In offering this volume to the public, the writer trusts, that, with all its imperfections, it will be found not uninteresting to his townsmen, or, perhaps, to the general reader. At least it had frequently occurred to him, that an amusing and instructive book might be made on the subject which he has handled.

The volume does not contain one half of the lives which the author would have wished to have placed in it. He has been obliged to lay aside biographies which would have been well worthy of insertion. Those who do not consider the difficulty of selling a large work will ask why they have not got the lives of Gilbert Jack, Dr. William Barclay, Walter Donaldson, John Johnston, David Wedderburn, Dr. Patrick Dun, Andrew Cant, Provost Jaffray, the very learned Dr. John Forbes, Andrew Baxter the metaphysician, the Gregories, Gibbs the architect, Mor-ison the botanist, Baillie Skene, the Rev. John Bisset, Professor John Kerr, the Gerards, and the Fordyces; to which we answer, that all these men are fairly entitled to places in a collection of Aberdeen biographies, and would all have been here had there been room for them.

This volume is the first of its kind, as far as the writer is aware, that has been published in Scotland. On the Continent, numerous compilations have been made of the biographies of men belonging to particular cities. “The authors belonging to such and such towns,” says Jeremy Collier, “have been taken care of by several collectors. Thomasinus has given us a register of those of Padua; Bumaldi, those of Bologna; Hieronymo Rubei has preserved those of Ravenna; Coria and Ripamonte, those of Milan; Hugolino Verrino has mustered the writers of Florence; Sanders has done as much for those of Ghent; and so has Julius Puteanus for the lawyers of Yerona; Lewis Jacob has left an account of the authors of Chalon upon the Saone; and the Sieur Pitton has done the same for those of Aix in Provence.” To this list, furnished by Collier, several additions might be made.

While the writer feels a warm interest in the honour of Aberdeen, he has not judged it a wise method of promoting that honour to deal in undeserved eulogiums on the eminent men whom it has produced. He also could never discover the propriety of the practice, in common use, of making every man a saint whose good fortune it has been to have his life written; and he ventures to express an opinion, that the cause of morality and truth is not in very safe keeping with writers who adopt this system.

Without troubling the reader any further with professions, the writer may be allowed to state,— with great deference, however, to the judgment of those who think otherwise and may know much better,—that he conceives that the great end and object of writing history should be, not the mere settling of disputed dates and the fixing of contested localities, nor even the clearing up of the family connexions of great men and the tracing of (t endless genealogies which,” as the apostle says, e( minister questions rather than godly edifying,” but the exhibition, according to the writer’s ability, of human nature in its various appearances—the exposure to the world of truth in all its loveliness, and virtue with all her charms.
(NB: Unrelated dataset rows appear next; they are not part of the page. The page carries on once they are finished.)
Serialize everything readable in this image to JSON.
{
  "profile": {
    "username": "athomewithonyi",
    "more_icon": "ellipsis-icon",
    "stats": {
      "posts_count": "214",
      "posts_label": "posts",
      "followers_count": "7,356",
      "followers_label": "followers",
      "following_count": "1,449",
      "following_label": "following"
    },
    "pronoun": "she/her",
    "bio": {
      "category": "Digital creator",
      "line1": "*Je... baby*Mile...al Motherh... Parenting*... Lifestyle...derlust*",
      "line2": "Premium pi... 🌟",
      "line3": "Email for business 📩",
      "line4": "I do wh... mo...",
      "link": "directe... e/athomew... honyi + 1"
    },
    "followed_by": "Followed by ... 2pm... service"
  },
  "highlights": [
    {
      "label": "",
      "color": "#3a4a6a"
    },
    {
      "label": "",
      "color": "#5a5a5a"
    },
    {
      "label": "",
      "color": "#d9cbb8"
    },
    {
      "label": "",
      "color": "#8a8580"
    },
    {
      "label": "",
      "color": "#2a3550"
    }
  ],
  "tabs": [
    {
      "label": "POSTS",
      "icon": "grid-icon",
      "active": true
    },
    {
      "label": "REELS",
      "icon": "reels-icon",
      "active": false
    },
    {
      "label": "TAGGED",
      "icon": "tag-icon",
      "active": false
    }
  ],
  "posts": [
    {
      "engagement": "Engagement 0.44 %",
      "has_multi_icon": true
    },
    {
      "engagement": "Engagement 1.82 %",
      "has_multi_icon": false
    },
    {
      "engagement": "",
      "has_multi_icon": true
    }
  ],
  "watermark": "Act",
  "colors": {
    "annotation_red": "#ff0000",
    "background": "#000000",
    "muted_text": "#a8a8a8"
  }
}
This object, in favour of which he is obliged to confess that he entertains a strong prejudice, the writer has never lost sight of for an instant in these pages; but, directly or indirectly, has framed every sentence in accordance with it. On this account, perhaps he will not be very strongly reviled for stepping, as he has sometimes done, out of his more immediate subject, in order to do something, in an humble way, in vindication and support of the neglected interests of sound morality and sound religion, as applicable to the most trifling as well as to the most important actions of men.